While I was crossing Chorvatska street at Vinohrady, I saw the giant-woman; she was half-way up the sloping street. Below, the district of Vrsobicc seemed sunk in shadow. She was walking briskly despite her limp. Her great body plunged leftwards, then seesawed back towards the right with its regular pitching. Her tall silhouette stood out clearly against the background of the stormy sky, where a shaft of pale blue had just opened up. The wind sent her long rags flapping and drove the bits of newspaper strewn over the pavement briskly before it.

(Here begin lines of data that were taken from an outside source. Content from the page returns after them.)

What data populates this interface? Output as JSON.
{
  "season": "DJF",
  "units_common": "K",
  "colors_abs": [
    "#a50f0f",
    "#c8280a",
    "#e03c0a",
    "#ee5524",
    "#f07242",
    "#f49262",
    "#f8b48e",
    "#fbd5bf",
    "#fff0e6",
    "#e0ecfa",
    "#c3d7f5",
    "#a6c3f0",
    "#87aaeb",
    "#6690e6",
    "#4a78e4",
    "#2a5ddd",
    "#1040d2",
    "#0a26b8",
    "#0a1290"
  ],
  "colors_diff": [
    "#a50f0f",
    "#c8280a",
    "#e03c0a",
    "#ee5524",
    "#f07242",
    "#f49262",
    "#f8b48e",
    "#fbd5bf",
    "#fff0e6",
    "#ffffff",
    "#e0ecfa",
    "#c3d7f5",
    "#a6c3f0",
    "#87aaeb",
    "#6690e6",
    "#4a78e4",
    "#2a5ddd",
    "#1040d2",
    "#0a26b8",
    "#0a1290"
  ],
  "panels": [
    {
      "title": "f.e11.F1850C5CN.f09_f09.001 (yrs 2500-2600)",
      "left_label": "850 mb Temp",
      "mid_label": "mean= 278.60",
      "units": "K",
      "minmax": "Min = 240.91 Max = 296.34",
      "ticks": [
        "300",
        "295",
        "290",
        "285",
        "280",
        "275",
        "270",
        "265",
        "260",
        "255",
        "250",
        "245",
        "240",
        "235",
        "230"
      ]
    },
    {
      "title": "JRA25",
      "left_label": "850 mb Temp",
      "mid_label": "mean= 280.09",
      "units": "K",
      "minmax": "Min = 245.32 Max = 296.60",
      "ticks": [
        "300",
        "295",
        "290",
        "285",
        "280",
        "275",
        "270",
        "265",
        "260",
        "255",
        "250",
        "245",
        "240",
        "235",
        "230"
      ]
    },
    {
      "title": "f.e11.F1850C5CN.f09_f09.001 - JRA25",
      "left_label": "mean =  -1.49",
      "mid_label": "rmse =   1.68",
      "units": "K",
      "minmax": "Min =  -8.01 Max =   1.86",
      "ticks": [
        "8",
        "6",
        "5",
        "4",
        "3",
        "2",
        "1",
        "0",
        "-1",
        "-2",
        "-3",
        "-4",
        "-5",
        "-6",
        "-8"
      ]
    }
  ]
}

Suddenly time was that sloping street. Time was that street which dipped down towards a low-lying area of the storm-beleaguered city. Time was that street stretched like a tight-rope above an abyss. The past was striding forwards – but it was going so fast that it was also the future. There is no such thing as time in the abstract: time is always the time of a body which feels and bears it, the time of the history of a living person. And it turned out – in that brief flash of an instant, the colour of bluish soot – to be the time of a man who was at that moment lying on a bed a thousand kilometres away, his body broken by illness.

The chance which prevails at the manifestations of this strange wanderer, which guides her steps as she sweeps through bricks and mortar, has nothing of the fortuitous about it, still less anything of the random. This wandering woman has such gravitas, such patience and endurance in her roaming, and there is such power in her fleeting appearances. For when she does appear, she fills the space of all the visible, compelling attention from all eyes, from all senses, sowing alarm in people’s hearts.